Entendemos el liderazgo como una competencia que permite movilizar a otras personas, y a uno mismo, en dirección a unos objetivos. El liderazgo efectivo está basado en una sólida inteligencia emocional, que permite un mejor conocimiento de uno mismo y una mejora del autocontrol en diversas situaciones, así como el desarrollo de una influencia efectiva a partir del conocimiento del otro. El liderazgo es una competencia que necesitan no sólo las personas que dirigen equipos, sino también todas aquellas personas cuyas funciones profesionales requieren de altas dosis de iniciativa personal.

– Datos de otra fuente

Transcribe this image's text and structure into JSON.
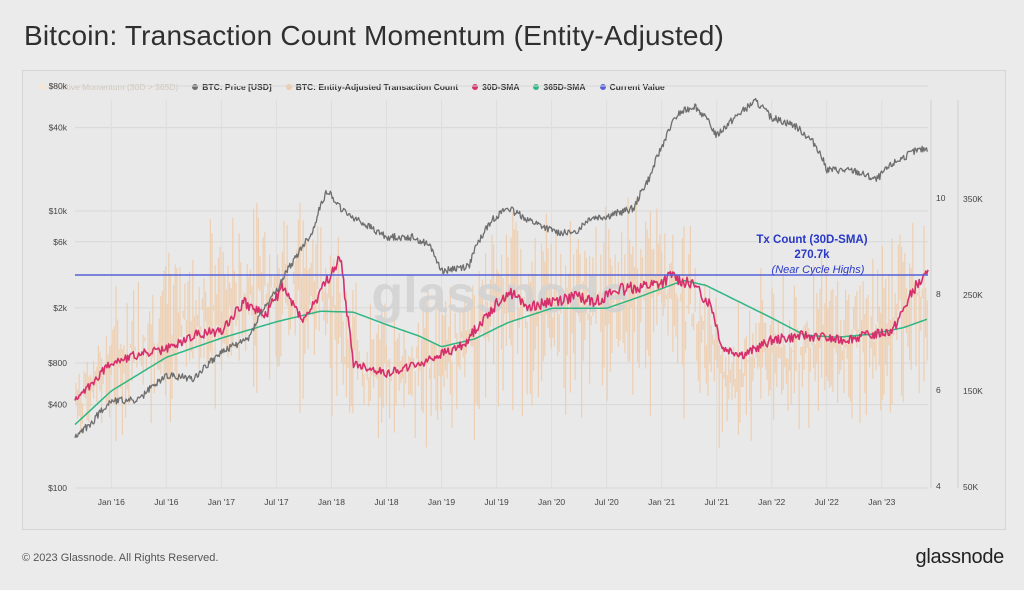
{
  "title": "Bitcoin: Transaction Count Momentum (Entity-Adjusted)",
  "footer": "© 2023 Glassnode. All Rights Reserved.",
  "brand": "glassnode",
  "watermark": "glassnode",
  "legend": [
    {
      "label": "Positive Momentum (30D > 365D)",
      "color": "#f5e6d6",
      "marker": "square",
      "faded": true
    },
    {
      "label": "BTC: Price [USD]",
      "color": "#6e6e6e",
      "marker": "dot"
    },
    {
      "label": "BTC: Entity-Adjusted Transaction Count",
      "color": "#f0cba7",
      "marker": "dot"
    },
    {
      "label": "30D-SMA",
      "color": "#d6306c",
      "marker": "dot"
    },
    {
      "label": "365D-SMA",
      "color": "#2fb682",
      "marker": "dot"
    },
    {
      "label": "Current Value",
      "color": "#5560d8",
      "marker": "dot"
    }
  ],
  "annotation": {
    "line1": "Tx Count (30D-SMA)",
    "line2": "270.7k",
    "line3": "(Near Cycle Highs)",
    "color": "#2838c7"
  },
  "colors": {
    "price": "#6e6e6e",
    "txcount": "#f0cba7",
    "sma30": "#d6306c",
    "sma365": "#2fb682",
    "current": "#5560d8"
  },
  "chart_data": {
    "type": "line",
    "title": "Bitcoin: Transaction Count Momentum (Entity-Adjusted)",
    "x_ticks": [
      "Jan '16",
      "Jul '16",
      "Jan '17",
      "Jul '17",
      "Jan '18",
      "Jul '18",
      "Jan '19",
      "Jul '19",
      "Jan '20",
      "Jul '20",
      "Jan '21",
      "Jul '21",
      "Jan '22",
      "Jul '22",
      "Jan '23"
    ],
    "x_range": [
      2015.67,
      2023.42
    ],
    "price_axis": {
      "scale": "log",
      "ticks": [
        "$80k",
        "$40k",
        "$10k",
        "$6k",
        "$2k",
        "$800",
        "$400",
        "$100"
      ],
      "tick_values": [
        80000,
        40000,
        10000,
        6000,
        2000,
        800,
        400,
        100
      ],
      "range": [
        100,
        80000
      ]
    },
    "count_axis": {
      "ticks": [
        "350K",
        "250K",
        "150K",
        "50K"
      ],
      "tick_values": [
        350000,
        250000,
        150000,
        50000
      ],
      "range": [
        50000,
        380000
      ]
    },
    "osc_axis": {
      "ticks": [
        "10",
        "8",
        "6",
        "4"
      ],
      "tick_values": [
        10,
        8,
        6,
        4
      ]
    },
    "current_value": 270700,
    "series": [
      {
        "name": "BTC: Price [USD]",
        "x": [
          2015.67,
          2015.83,
          2016.0,
          2016.25,
          2016.5,
          2016.75,
          2017.0,
          2017.25,
          2017.5,
          2017.67,
          2017.83,
          2017.96,
          2018.1,
          2018.3,
          2018.5,
          2018.75,
          2018.9,
          2019.0,
          2019.25,
          2019.45,
          2019.6,
          2019.8,
          2020.0,
          2020.2,
          2020.35,
          2020.5,
          2020.75,
          2020.9,
          2021.0,
          2021.15,
          2021.3,
          2021.5,
          2021.65,
          2021.85,
          2022.0,
          2022.2,
          2022.4,
          2022.5,
          2022.75,
          2022.95,
          2023.1,
          2023.3,
          2023.42
        ],
        "values": [
          230,
          300,
          430,
          430,
          650,
          620,
          950,
          1200,
          2600,
          4500,
          7000,
          14000,
          10000,
          8000,
          6500,
          6500,
          5500,
          3700,
          4000,
          8500,
          10500,
          8500,
          7200,
          6800,
          9000,
          9200,
          10500,
          18000,
          29000,
          50000,
          58000,
          35000,
          46000,
          62000,
          47000,
          42000,
          30000,
          20000,
          19500,
          16800,
          22000,
          27000,
          28500
        ]
      },
      {
        "name": "BTC: Entity-Adjusted Transaction Count",
        "x": [
          2015.67,
          2016.0,
          2016.5,
          2017.0,
          2017.5,
          2017.9,
          2018.3,
          2018.7,
          2019.2,
          2019.6,
          2020.0,
          2020.5,
          2020.8,
          2021.1,
          2021.4,
          2021.6,
          2021.9,
          2022.3,
          2022.7,
          2023.0,
          2023.42
        ],
        "values": [
          140000,
          185000,
          220000,
          245000,
          265000,
          265000,
          175000,
          185000,
          210000,
          255000,
          240000,
          250000,
          265000,
          270000,
          215000,
          165000,
          200000,
          205000,
          215000,
          225000,
          275000
        ]
      },
      {
        "name": "30D-SMA",
        "x": [
          2015.67,
          2015.8,
          2016.0,
          2016.25,
          2016.5,
          2016.75,
          2017.0,
          2017.2,
          2017.4,
          2017.55,
          2017.75,
          2017.93,
          2018.08,
          2018.2,
          2018.5,
          2018.8,
          2019.0,
          2019.2,
          2019.4,
          2019.6,
          2019.8,
          2020.0,
          2020.25,
          2020.4,
          2020.6,
          2020.8,
          2021.0,
          2021.1,
          2021.3,
          2021.45,
          2021.55,
          2021.75,
          2022.0,
          2022.3,
          2022.6,
          2022.9,
          2023.1,
          2023.3,
          2023.42
        ],
        "values": [
          140000,
          155000,
          180000,
          188000,
          193000,
          208000,
          213000,
          243000,
          228000,
          258000,
          223000,
          258000,
          288000,
          178000,
          168000,
          178000,
          188000,
          198000,
          228000,
          253000,
          238000,
          243000,
          248000,
          243000,
          255000,
          258000,
          262000,
          270000,
          258000,
          240000,
          195000,
          188000,
          203000,
          208000,
          203000,
          208000,
          213000,
          258000,
          270700
        ]
      },
      {
        "name": "365D-SMA",
        "x": [
          2015.67,
          2016.0,
          2016.5,
          2017.0,
          2017.5,
          2017.9,
          2018.2,
          2018.5,
          2018.8,
          2019.0,
          2019.3,
          2019.6,
          2020.0,
          2020.5,
          2020.8,
          2021.2,
          2021.4,
          2021.7,
          2022.0,
          2022.3,
          2022.6,
          2022.9,
          2023.2,
          2023.42
        ],
        "values": [
          115000,
          150000,
          185000,
          205000,
          222000,
          233000,
          232000,
          219000,
          207000,
          196000,
          204000,
          221000,
          236000,
          236000,
          248000,
          265000,
          260000,
          243000,
          226000,
          208000,
          206000,
          209000,
          216000,
          225000
        ]
      },
      {
        "name": "Current Value",
        "values": [
          270700
        ]
      }
    ]
  }
}
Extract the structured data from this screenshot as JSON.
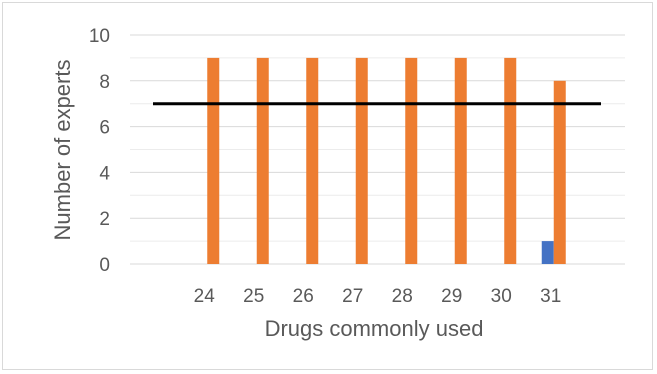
{
  "chart_data": {
    "type": "bar",
    "title": "",
    "xlabel": "Drugs commonly used",
    "ylabel": "Number of experts",
    "categories": [
      "",
      "24",
      "25",
      "26",
      "27",
      "28",
      "29",
      "30",
      "31",
      ""
    ],
    "series": [
      {
        "values": [
          null,
          null,
          null,
          null,
          null,
          null,
          null,
          null,
          1,
          null
        ],
        "color": "#4472c4"
      },
      {
        "values": [
          null,
          9,
          9,
          9,
          9,
          9,
          9,
          9,
          8,
          null
        ],
        "color": "#ed7d31"
      }
    ],
    "threshold_line": {
      "value": 7,
      "color": "#000000"
    },
    "ylim": [
      0,
      10
    ],
    "yticks": [
      0,
      2,
      4,
      6,
      8,
      10
    ],
    "grid": true,
    "legend": "none"
  }
}
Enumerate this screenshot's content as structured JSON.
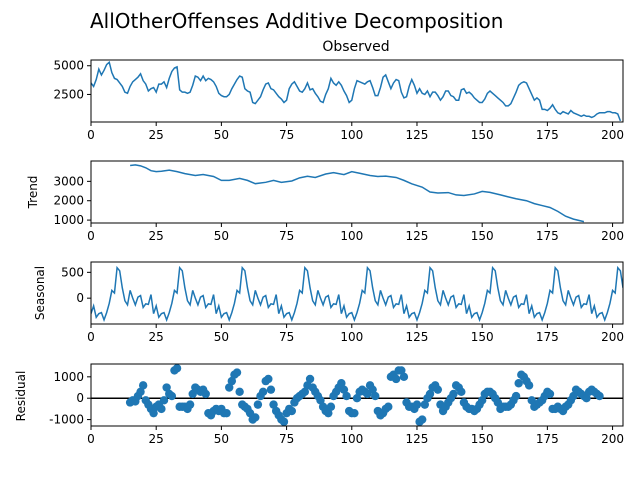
{
  "figure": {
    "title": "AllOtherOffenses Additive Decomposition"
  },
  "chart_data": [
    {
      "type": "line",
      "title": "Observed",
      "ylabel": "",
      "xlim": [
        0,
        204
      ],
      "ylim": [
        100,
        5500
      ],
      "xticks": [
        0,
        25,
        50,
        75,
        100,
        125,
        150,
        175,
        200
      ],
      "yticks": [
        2500,
        5000
      ],
      "color": "#1f77b4",
      "x_start": 0,
      "values": [
        3500,
        3200,
        3800,
        4700,
        4200,
        4600,
        5100,
        5300,
        4400,
        3900,
        3800,
        3500,
        3200,
        2700,
        2600,
        3200,
        3600,
        3800,
        4000,
        4300,
        3700,
        3400,
        2800,
        3000,
        3100,
        2700,
        3400,
        3400,
        3600,
        3100,
        3900,
        4500,
        4800,
        4900,
        2900,
        2700,
        2700,
        2600,
        2700,
        3300,
        4100,
        4000,
        3700,
        4100,
        3700,
        3900,
        3800,
        3600,
        3200,
        2600,
        2400,
        2300,
        2300,
        2500,
        3000,
        3400,
        3800,
        4100,
        4000,
        3000,
        2800,
        2700,
        1800,
        1700,
        2000,
        2300,
        2900,
        3400,
        3500,
        3000,
        2900,
        2600,
        2300,
        2100,
        1800,
        2000,
        3000,
        3400,
        3600,
        3200,
        2800,
        2700,
        3000,
        3500,
        2900,
        3000,
        2600,
        2300,
        1900,
        1800,
        2500,
        3000,
        3900,
        3500,
        3300,
        3600,
        3300,
        2800,
        2400,
        1800,
        2000,
        3000,
        3700,
        3600,
        3500,
        3400,
        3600,
        3700,
        3100,
        2400,
        2400,
        3100,
        4000,
        4200,
        3600,
        3000,
        3500,
        3800,
        3700,
        2700,
        2200,
        2300,
        3200,
        3800,
        3300,
        2600,
        3000,
        2600,
        2500,
        2800,
        2300,
        2700,
        2700,
        2400,
        2000,
        2300,
        2800,
        2800,
        2400,
        2300,
        2000,
        2000,
        2900,
        3000,
        2600,
        2700,
        2500,
        2200,
        2000,
        1800,
        1800,
        2100,
        2600,
        2800,
        2600,
        2400,
        2200,
        2000,
        1800,
        1500,
        1500,
        1700,
        2200,
        2700,
        3300,
        3500,
        3600,
        3500,
        3000,
        2500,
        2000,
        2200,
        2000,
        1200,
        1200,
        1100,
        1300,
        1600,
        1200,
        900,
        800,
        1000,
        900,
        800,
        1100,
        900,
        800,
        700,
        600,
        700,
        600,
        600,
        500,
        600,
        800,
        900,
        900,
        900,
        1000,
        1000,
        900,
        900,
        800,
        200
      ]
    },
    {
      "type": "line",
      "title": "",
      "ylabel": "Trend",
      "xlim": [
        0,
        204
      ],
      "ylim": [
        850,
        4050
      ],
      "xticks": [
        0,
        25,
        50,
        75,
        100,
        125,
        150,
        175,
        200
      ],
      "yticks": [
        1000,
        2000,
        3000
      ],
      "color": "#1f77b4",
      "x": [
        15,
        17,
        19,
        21,
        23,
        25,
        27,
        30,
        33,
        36,
        40,
        43,
        47,
        50,
        53,
        57,
        60,
        63,
        67,
        70,
        73,
        77,
        80,
        83,
        86,
        90,
        93,
        97,
        100,
        103,
        107,
        110,
        113,
        117,
        120,
        123,
        127,
        130,
        133,
        137,
        140,
        143,
        147,
        150,
        153,
        157,
        160,
        163,
        167,
        170,
        173,
        176,
        179,
        182,
        185,
        189
      ],
      "values": [
        3820,
        3850,
        3800,
        3700,
        3550,
        3500,
        3520,
        3580,
        3500,
        3400,
        3300,
        3350,
        3250,
        3050,
        3050,
        3150,
        3050,
        2880,
        2950,
        3050,
        2950,
        3020,
        3180,
        3260,
        3200,
        3380,
        3450,
        3350,
        3500,
        3420,
        3300,
        3250,
        3270,
        3200,
        3050,
        2870,
        2700,
        2450,
        2400,
        2420,
        2300,
        2270,
        2350,
        2480,
        2430,
        2300,
        2200,
        2100,
        2000,
        1850,
        1750,
        1650,
        1450,
        1200,
        1050,
        920
      ]
    },
    {
      "type": "line",
      "title": "",
      "ylabel": "Seasonal",
      "xlim": [
        0,
        204
      ],
      "ylim": [
        -500,
        700
      ],
      "xticks": [
        0,
        25,
        50,
        75,
        100,
        125,
        150,
        175,
        200
      ],
      "yticks": [
        0,
        500
      ],
      "color": "#1f77b4",
      "x_start": 0,
      "period": 24,
      "pattern": [
        -300,
        -150,
        -370,
        -300,
        -280,
        -420,
        -280,
        -100,
        150,
        100,
        590,
        530,
        200,
        -50,
        -130,
        150,
        0,
        -130,
        20,
        50,
        -180,
        -110,
        -120,
        70
      ]
    },
    {
      "type": "scatter",
      "title": "",
      "ylabel": "Residual",
      "xlim": [
        0,
        204
      ],
      "ylim": [
        -1300,
        1600
      ],
      "xticks": [
        0,
        25,
        50,
        75,
        100,
        125,
        150,
        175,
        200
      ],
      "yticks": [
        -1000,
        0,
        1000
      ],
      "hline": 0,
      "color": "#1f77b4",
      "x_start": 15,
      "values": [
        -200,
        -100,
        -150,
        100,
        300,
        600,
        -100,
        -300,
        -500,
        -700,
        -400,
        -300,
        -500,
        -100,
        500,
        200,
        100,
        1300,
        1400,
        -400,
        -400,
        -400,
        -500,
        -300,
        200,
        500,
        400,
        300,
        400,
        200,
        -700,
        -800,
        -600,
        -500,
        -600,
        -500,
        -700,
        -700,
        500,
        800,
        1100,
        1200,
        300,
        -300,
        -400,
        -500,
        -700,
        -1000,
        -900,
        -300,
        100,
        300,
        800,
        900,
        400,
        -300,
        -600,
        -800,
        -1000,
        -1100,
        -700,
        -500,
        -600,
        -200,
        0,
        100,
        200,
        300,
        600,
        900,
        500,
        300,
        100,
        -100,
        -400,
        -600,
        -700,
        -400,
        100,
        300,
        500,
        700,
        400,
        100,
        -600,
        -700,
        -700,
        0,
        300,
        400,
        300,
        200,
        600,
        400,
        100,
        -600,
        -800,
        -700,
        -500,
        -400,
        1000,
        1100,
        900,
        1300,
        1300,
        1000,
        -200,
        -400,
        -400,
        -500,
        -300,
        -1100,
        -1000,
        -300,
        0,
        200,
        500,
        600,
        400,
        -300,
        -600,
        -400,
        -200,
        0,
        200,
        600,
        500,
        300,
        -200,
        -400,
        -500,
        -500,
        -600,
        -500,
        -300,
        -100,
        200,
        300,
        300,
        200,
        0,
        -200,
        -500,
        -400,
        -400,
        -400,
        -300,
        -100,
        100,
        700,
        1100,
        1000,
        800,
        600,
        -100,
        -400,
        -300,
        -200,
        -100,
        100,
        300,
        200,
        -500,
        -500,
        -400,
        -500,
        -600,
        -400,
        -300,
        -100,
        100,
        400,
        300,
        200,
        100,
        0,
        300,
        400,
        300,
        200,
        100
      ]
    }
  ]
}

En general, cuando trabajamos el liderazgo, el contexto de la acción suele ser la necesidad de potenciar los comportamientos de éxito de personas que dirigen equipos, o son potenciales responsables de equipos. Por ello, los contenidos básicos de referencia suelen basarse en los siguientes:
- El reto del líder: conseguir que un Grupo funcione como un Equipo.
- Las diferencias entre Dirigir y Liderar.
- La adaptación del estilo de liderazgo al momento de vida del equipo.
- La adaptación del estilo de liderazgo a la madurez de las personas.
- El liderazgo a partir del desarrollo de la Inteligencia Emocional.